On se rappelle les circonstances de la révolte éclatée au moment où Nicolas était monté sur le trône. Constantin s'était conduit loyalement envers son frère et avait refusé une couronne qui lui était décernée, mais à laquelle il avait déjà renoncé dans des temps antérieurs. En faisant cet acte louable, il avait éprouvé un combat intérieur et un regret secret de perdre un semblable héritage. Ces sentiments se montrèrent dans mille occasions, et l'aigreur de sa correspondance avec Nicolas en était un indice suffisant. Nicolas avait désiré voir Constantin à Pétersbourg. La présence de son frère lui paraissait devoir être une approbation solennelle de sa conduite, et une confirmation de la reconnaissance de ses droits; mais celui-ci, sous différents prétextes, s'y était constamment refusé. Il craignait, en paraissant, disait-il, de causer des troubles. Il terminait habituellement ses réponses en disant: «Cependant, si Votre Majesté me l'ordonne, je me rendrai près d'elle,» mais de ce ton équivalant à un refus quand celui auquel on écrit est résolu aux égards.

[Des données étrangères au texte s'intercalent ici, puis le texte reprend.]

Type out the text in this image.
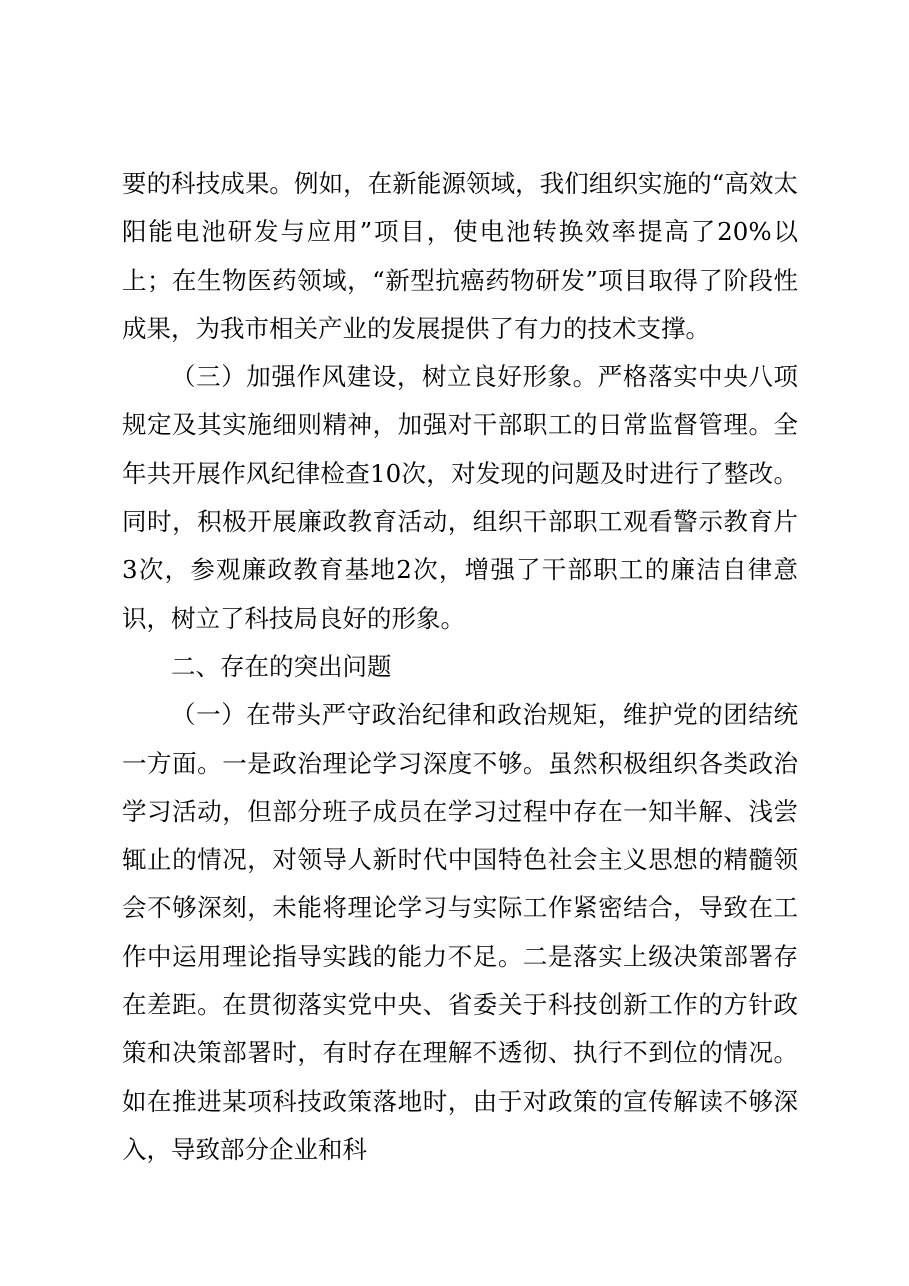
要的科技成果。例如，在新能源领域，我们组织实施的“高效太阳能电池研发与应用”项目，使电池转换效率提高了20%以上；在生物医药领域，“新型抗癌药物研发”项目取得了阶段性成果，为我市相关产业的发展提供了有力的技术支撑。

（三）加强作风建设，树立良好形象。严格落实中央八项规定及其实施细则精神，加强对干部职工的日常监督管理。全年共开展作风纪律检查10次，对发现的问题及时进行了整改。同时，积极开展廉政教育活动，组织干部职工观看警示教育片3次，参观廉政教育基地2次，增强了干部职工的廉洁自律意识，树立了科技局良好的形象。

二、存在的突出问题

（一）在带头严守政治纪律和政治规矩，维护党的团结统一方面。一是政治理论学习深度不够。虽然积极组织各类政治学习活动，但部分班子成员在学习过程中存在一知半解、浅尝辄止的情况，对领导人新时代中国特色社会主义思想的精髓领会不够深刻，未能将理论学习与实际工作紧密结合，导致在工作中运用理论指导实践的能力不足。二是落实上级决策部署存在差距。在贯彻落实党中央、省委关于科技创新工作的方针政策和决策部署时，有时存在理解不透彻、执行不到位的情况。如在推进某项科技政策落地时，由于对政策的宣传解读不够深入，导致部分企业和科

Nicolas avait renoncé à l'espérance de voir son frère céder à ses désirs. Il en avait pris son parti. Après sa conduite envers lui à la mort d'Alexandre, après la déférence que depuis il lui avait montrée, il ne pouvait rien se reprocher; aussi se dit-il probablement: Mon frère n'a pas voulu de la couronne, il faut que quelqu'un règne: je suis chargé, malgré moi, du fardeau, mais je saurai le porter et me mettre au-dessus de ses caprices.

Les choses en étaient là quand la réflexion, et peut-être plus encore les sages conseils de la princesse de Lovitz 3 vinrent éclairer Constantin. Il dut penser que l'indulgence de Nicolas aurait des bornes, qu'après avoir respecté des caprices le maître pourrait parler, et qu'alors sa position serait insupportable. La marche sage et prudente de Nicolas assurait la durée de son pouvoir. Chaque jour le consolidait davantage, Constantin résolut donc, par une démarche inopinée, de réparer ses torts passés et de rentrer dans les bonnes grâces de son frère. Il se mit en marche, sans être annoncé, pour Moscou, voyagea rapidement, empêcha tous les courriers de le devancer, tomba comme une bombe à Moscou, et se présenta inopinément au Kremlin et au palais de l'empereur. Nicolas était occupé d'un travail avec le prince Galitzin, gouverneur de Moscou, lorsqu'on lui annonça le grand-duc. L'empereur répondit qu'il le recevrait après le travail qu'il faisait, croyant parler du grand-duc Michel. Mais, comme on lui répliqua que c'était Constantin, il se leva subitement en disant: «Constantin!» Et il courut dans la pièce voisine et se précipita dans ses bras. Dans une heure, cette ville immense de Moscou, et en deux heures tous les environs, furent informés de son arrivée, tant cette nouvelle paraissait grande à tous les esprits.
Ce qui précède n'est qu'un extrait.